Deep learning is also profoundly changing the field of robotics. Deep learn-based visual and speech recognition capabilities could help robots perceive the world better. In addition, deep Learning is combined with Reinforcement Learning.

Giiso Information, founded in 2013, is a leading technology provider in the field of “artificial intelligence + information” in China, with top technologies in big data mining, intelligent semantics, knowledge mapping and other fields. At the same time, Giiso’s research and development products include editing robots, writing robots and other artificial intelligence products! With its strong technical strength, the company has received angel round investment at the beginning of its establishment, and received pre-A round investment of $5 million from GSR Venture Capital in August 2015.
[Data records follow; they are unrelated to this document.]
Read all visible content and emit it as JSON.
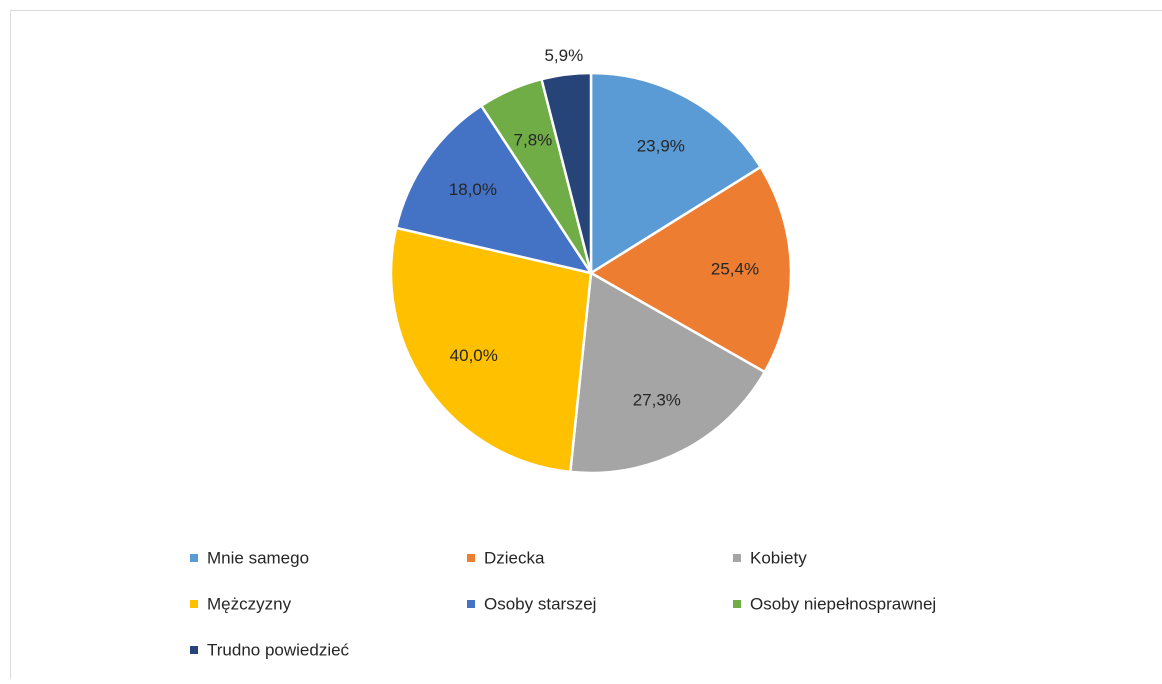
{
  "chart_data": {
    "type": "pie",
    "categories": [
      "Mnie samego",
      "Dziecka",
      "Kobiety",
      "Mężczyzny",
      "Osoby starszej",
      "Osoby niepełnosprawnej",
      "Trudno powiedzieć"
    ],
    "values": [
      23.9,
      25.4,
      27.3,
      40.0,
      18.0,
      7.8,
      5.9
    ],
    "value_labels": [
      "23,9%",
      "25,4%",
      "27,3%",
      "40,0%",
      "18,0%",
      "7,8%",
      "5,9%"
    ],
    "colors": [
      "#5b9bd5",
      "#ed7d31",
      "#a5a5a5",
      "#ffc000",
      "#4472c4",
      "#70ad47",
      "#264478"
    ],
    "legend": "bottom"
  }
}
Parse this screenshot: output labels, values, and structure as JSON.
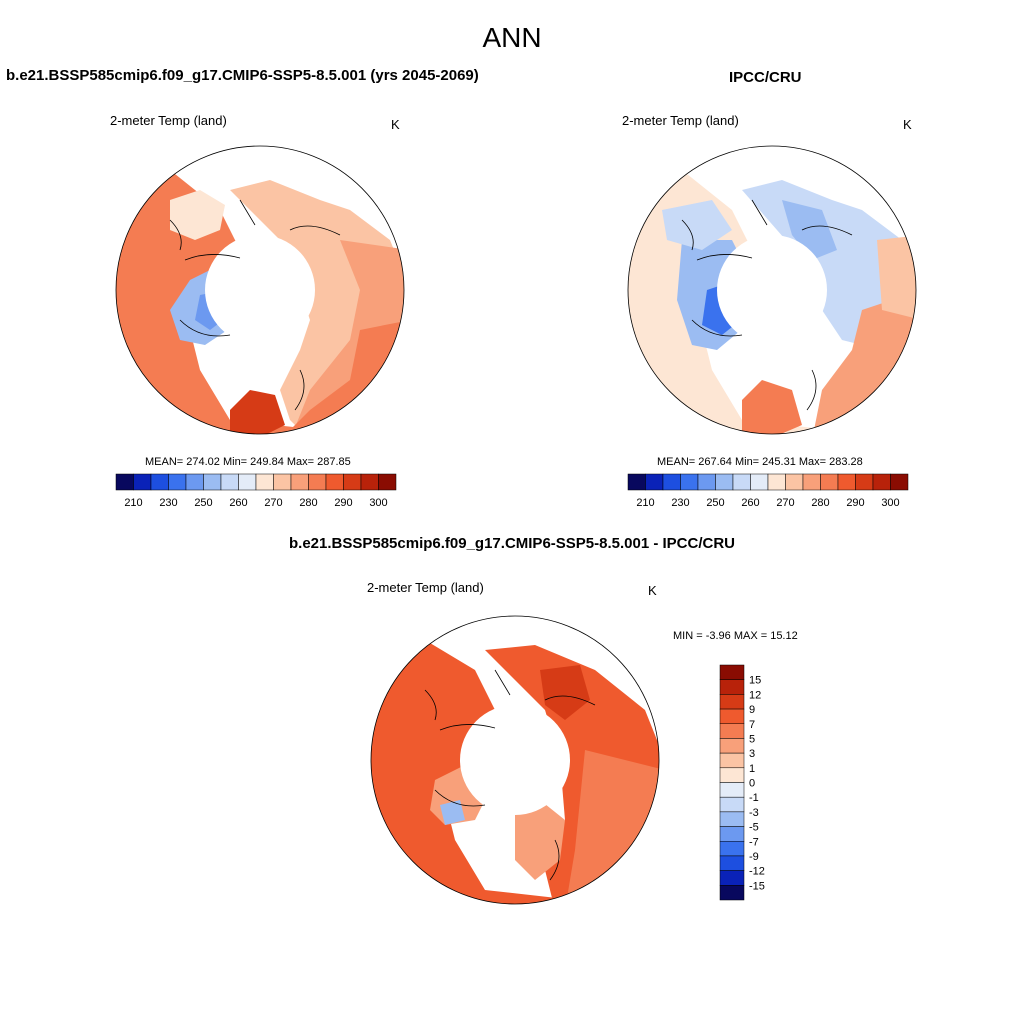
{
  "page": {
    "title": "ANN"
  },
  "panels": {
    "model": {
      "title": "b.e21.BSSP585cmip6.f09_g17.CMIP6-SSP5-8.5.001 (yrs 2045-2069)",
      "variable": "2-meter Temp (land)",
      "units": "K",
      "stats": {
        "mean": "274.02",
        "min": "249.84",
        "max": "287.85"
      },
      "stats_text": "MEAN= 274.02  Min= 249.84  Max= 287.85"
    },
    "obs": {
      "title": "IPCC/CRU",
      "variable": "2-meter Temp (land)",
      "units": "K",
      "stats": {
        "mean": "267.64",
        "min": "245.31",
        "max": "283.28"
      },
      "stats_text": "MEAN= 267.64  Min= 245.31  Max= 283.28"
    },
    "diff": {
      "title": "b.e21.BSSP585cmip6.f09_g17.CMIP6-SSP5-8.5.001 - IPCC/CRU",
      "variable": "2-meter Temp (land)",
      "units": "K",
      "stats": {
        "min": "-3.96",
        "max": "15.12"
      },
      "stats_text": "MIN =  -3.96 MAX =  15.12"
    }
  },
  "colorbars": {
    "absolute": {
      "labels": [
        "210",
        "230",
        "250",
        "260",
        "270",
        "280",
        "290",
        "300"
      ],
      "colors": [
        "#08085e",
        "#0a22b8",
        "#1d4fe0",
        "#3a72ee",
        "#6c99f0",
        "#9bbcf2",
        "#c8daf7",
        "#e4ecf8",
        "#fde6d4",
        "#fbc4a4",
        "#f8a07a",
        "#f47c52",
        "#ef5a2e",
        "#d63b16",
        "#b8220a",
        "#8a0c02"
      ]
    },
    "difference": {
      "labels": [
        "15",
        "12",
        "9",
        "7",
        "5",
        "3",
        "1",
        "0",
        "-1",
        "-3",
        "-5",
        "-7",
        "-9",
        "-12",
        "-15"
      ],
      "colors": [
        "#8a0c02",
        "#b8220a",
        "#d63b16",
        "#ef5a2e",
        "#f47c52",
        "#f8a07a",
        "#fbc4a4",
        "#fde6d4",
        "#e4ecf8",
        "#c8daf7",
        "#9bbcf2",
        "#6c99f0",
        "#3a72ee",
        "#1d4fe0",
        "#0a22b8",
        "#08085e"
      ]
    }
  }
}
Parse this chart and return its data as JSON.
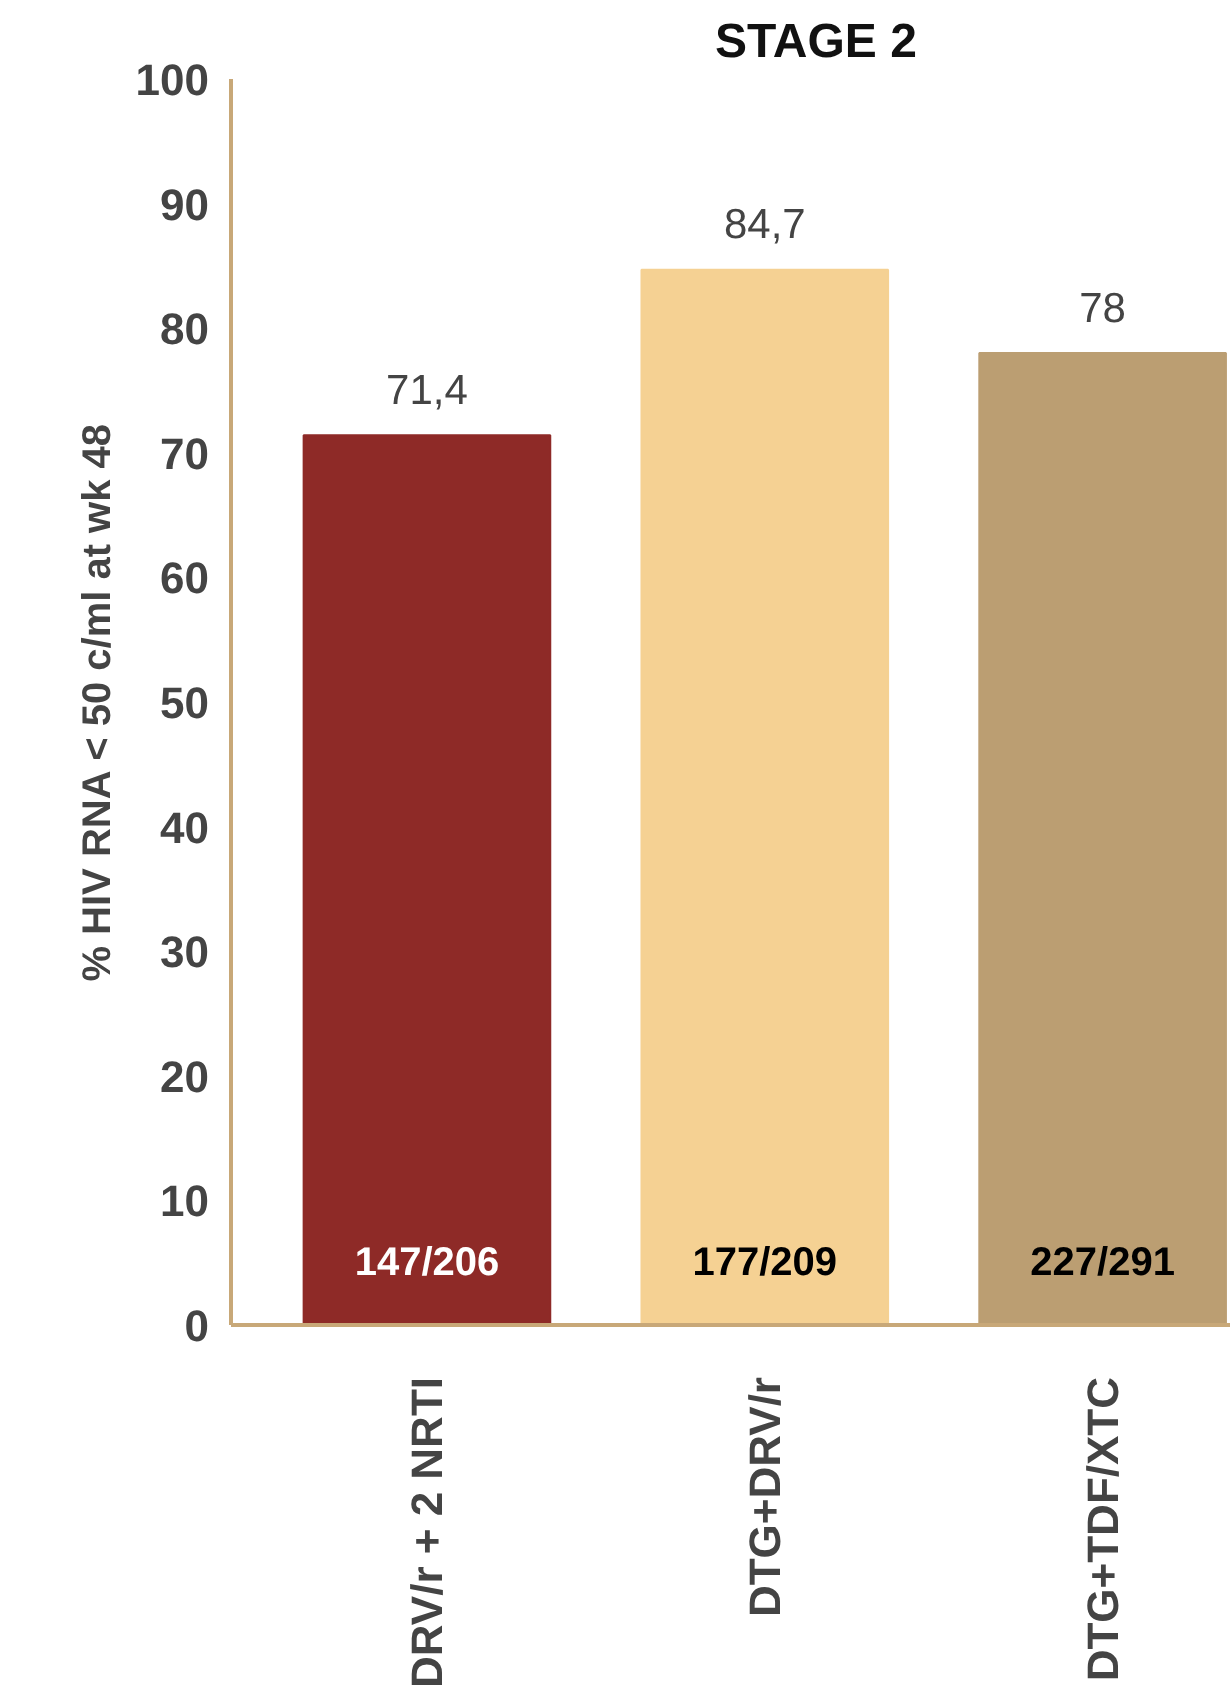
{
  "chart_data": {
    "type": "bar",
    "title": "STAGE 2",
    "ylabel": "% HIV RNA < 50 c/ml at wk 48",
    "categories": [
      "DRV/r + 2 NRTI",
      "DTG+DRV/r",
      "DTG+TDF/XTC"
    ],
    "values": [
      71.4,
      84.7,
      78
    ],
    "colors": [
      "#8e2a27",
      "#f5d193",
      "#bb9e72"
    ],
    "value_labels": [
      "71,4",
      "84,7",
      "78"
    ],
    "ylim": [
      0,
      100
    ],
    "yticks": [
      0,
      10,
      20,
      30,
      40,
      50,
      60,
      70,
      80,
      90,
      100
    ],
    "grid": false,
    "annotations": [
      "147/206",
      "177/209",
      "227/291"
    ]
  }
}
Reinforcement Learning refers to a better strategy of autonomous Learning by rewarding and punishing the robot through interaction with the environment. To take a simple example, AlphaGO is a product of reinforcement learning, in which it learns better strategies by playing against other players or against itself. With the introduction of deep learning, the reinforcement learning method can find more complex strategies. As can be seen from AlphaGO’s victory over Lee Sedol, deep learning + enhanced learning has the ability to enable robots to autonomously learn highly optimized decision-making strategies in quite complex environments.

While these are just some of the applications we see, there are many applications of deep learning that affect the world beyond our vision. Internet search, advertising recommendations, quantitative financial transactions, machine translation, medical big data analysis, intelligent legal advice… It can be said that any field that requires the prediction of unknown information from a large amount of data is a place where deep learning can play a big role. In the future, artificial intelligence technology represented by deep learning may promote a new round of scientific and technological revolution just like steam engine, electric motor, computer and Internet, and make productivity rise to a higher level.

Of course, as a practitioner, I also fear that deep learning will be ridiculed, especially after AlphaGO has introduced such a technology to the masses. Deep learning has just started, just like a baby has just learned to walk. We can imagine that it will become a great man in the future, but after all, many technologies are not mature, and a large number of applications are not satisfactory, even in the future for a long time. The development of ARTIFICIAL intelligence requires not a collective enthusiasm, but sustained commitment and effort.